TRIBUNAL CANTONAL

COUR DE DROIT ADMINISTRATIF ET PUBLIC

 

Arrêt du 15 octobre 2018

Composition

M. Pascal Langone, président; Mme Caroline Kühnlein, juge; M. Guy Dutoit, assesseur, Mme Aurélie Juillerat Riedi, greffière.

 

Recourant

 

A.________ à ******** représenté par Sandrine CHIAVAZZA, avocate, à Lausanne,  

  

Autorité intimée

 

Service de la population (SPOP), à Lausanne

  

 

Objet

Refus de délivrer   

 

Recours A.________ c/ décision du Service de la population (SPOP) du 29 novembre 2017 (refusant l'octroi d'une autorisation de courte durée pour recherche d'emploi, respectivement la prolongation de l'autorisation de séjour pour études et prononçant son renvoi de Suisse)

 

Vu les faits suivants:

A.                     A.________ (ci-après : A.________), né le ******** 1988, de nationalité mexicaine, est designer industriel. Le 26 novembre 2015, il a déposé une demande d’autorisation de séjour pour suivre une formation durant une année et demie auprès de l'établissement "International University in Geneva" en vue de l'obtention d'un Master of Business Administration (MBA).

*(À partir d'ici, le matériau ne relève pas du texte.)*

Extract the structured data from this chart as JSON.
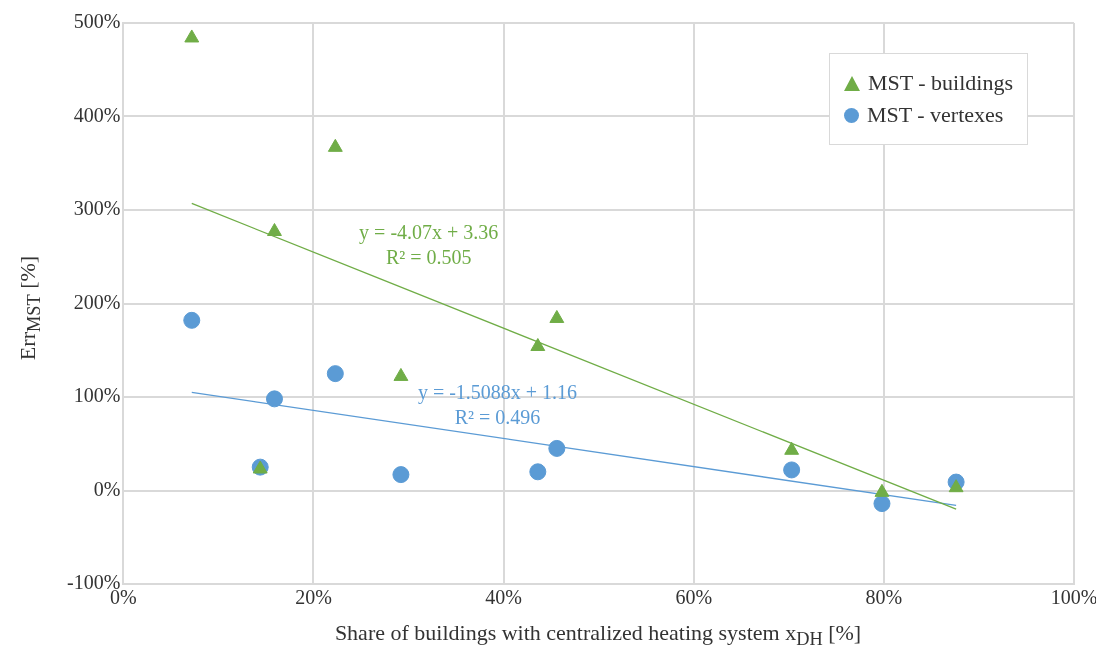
{
  "chart_data": {
    "type": "scatter",
    "xlabel": "Share of buildings with centralized heating system x$_{DH}$ [%]",
    "ylabel": "Err$_{MST}$ [%]",
    "xlim": [
      0,
      100
    ],
    "ylim": [
      -100,
      500
    ],
    "xticks": [
      {
        "value": 0,
        "label": "0%"
      },
      {
        "value": 20,
        "label": "20%"
      },
      {
        "value": 40,
        "label": "40%"
      },
      {
        "value": 60,
        "label": "60%"
      },
      {
        "value": 80,
        "label": "80%"
      },
      {
        "value": 100,
        "label": "100%"
      }
    ],
    "yticks": [
      {
        "value": -100,
        "label": "-100%"
      },
      {
        "value": 0,
        "label": "0%"
      },
      {
        "value": 100,
        "label": "100%"
      },
      {
        "value": 200,
        "label": "200%"
      },
      {
        "value": 300,
        "label": "300%"
      },
      {
        "value": 400,
        "label": "400%"
      },
      {
        "value": 500,
        "label": "500%"
      }
    ],
    "grid": true,
    "legend": "top right",
    "series": [
      {
        "name": "MST - buildings",
        "color": "#70ad47",
        "marker": "triangle",
        "x": [
          7.2,
          22.3,
          15.9,
          45.6,
          43.6,
          29.2,
          14.4,
          70.3,
          79.8,
          87.6
        ],
        "values": [
          484,
          367,
          277,
          184,
          154,
          122,
          23,
          43,
          -2,
          3
        ]
      },
      {
        "name": "MST - vertexes",
        "color": "#5b9bd5",
        "marker": "circle",
        "x": [
          7.2,
          22.3,
          15.9,
          14.4,
          29.2,
          43.6,
          45.6,
          70.3,
          79.8,
          87.6
        ],
        "values": [
          182,
          125,
          98,
          25,
          17,
          20,
          45,
          22,
          -14,
          9
        ]
      },
      {
        "type": "line",
        "color": "#70ad47",
        "marker": "none",
        "x": [
          7.2,
          87.6
        ],
        "values": [
          307,
          -20
        ]
      },
      {
        "type": "line",
        "color": "#5b9bd5",
        "marker": "none",
        "x": [
          7.2,
          87.6
        ],
        "values": [
          105,
          -16
        ]
      }
    ],
    "annotations": [
      "y = -4.07x + 3.36",
      "R² = 0.505",
      "y = -1.5088x + 1.16",
      "R² = 0.496"
    ]
  }
}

Il est entré en Suisse le 25 février 2016, une autorisation de séjour temporaire pour études échéant le 15 juillet 2017 lui ayant été octroyée. Il a alors suivi la formation précitée en logeant chez sa sœur B.________.

B.                     Le 27 juin 2017, après avoir terminé sa formation, A.________ a sollicité la prolongation de son titre de séjour pour recherche d'emploi.

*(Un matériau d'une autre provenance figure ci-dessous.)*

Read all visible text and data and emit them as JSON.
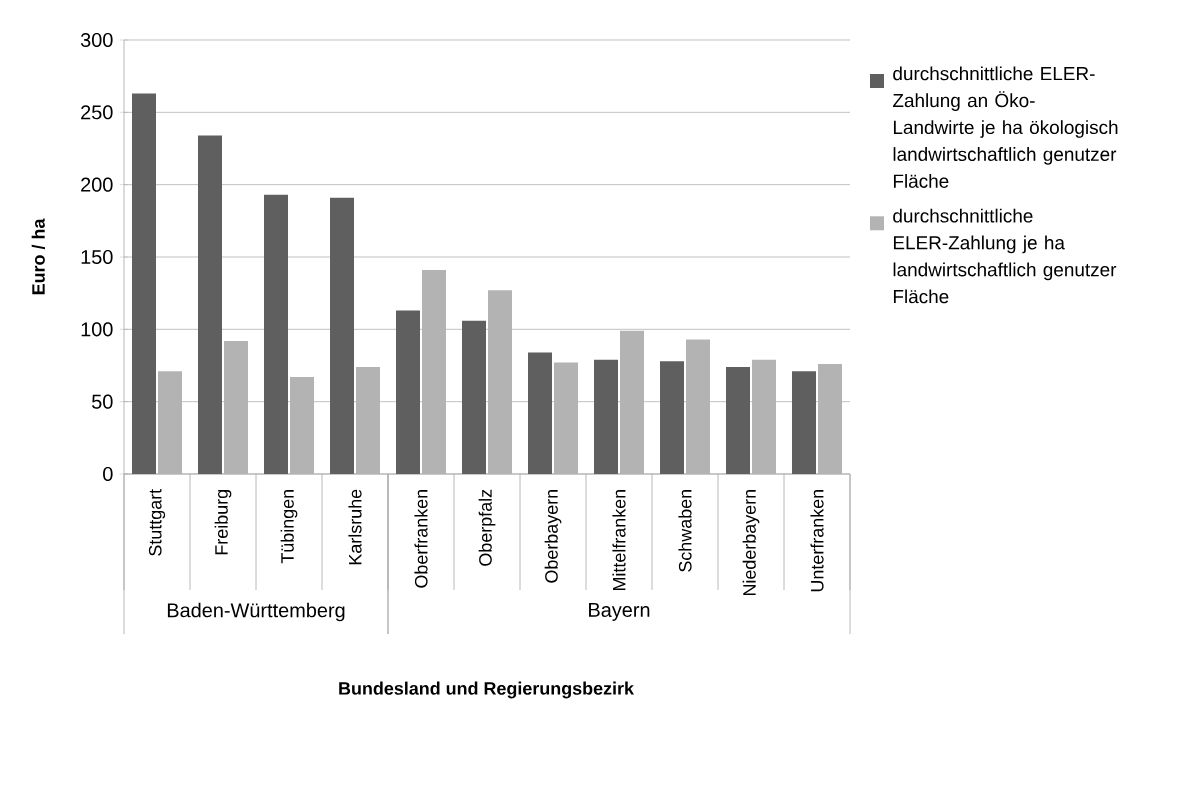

Le 10 juillet 2017, le Service de la population (ci-après : SPOP) a informé A.________ par écrit de son intention de refuser sa demande et lui a fixé un délai au 9 août 2017, prolongé au 8 septembre 2017, afin qu'il se détermine, ce qui a été fait dans le délai imparti.

C.                     A.________ s’est inscrit auprès de l'Université de Genève pour la rentrée académique du mois de septembre 2017, dans le but de suivre les dix modules menant à l'obtention du Diploma of Advanced Studies in Strategic Marketing (ci-après : DAS). Il s'agit d'une formation à temps partiel dont les modules répartis sur une année ne sont dispensés qu'à raison de quelques heures par mois.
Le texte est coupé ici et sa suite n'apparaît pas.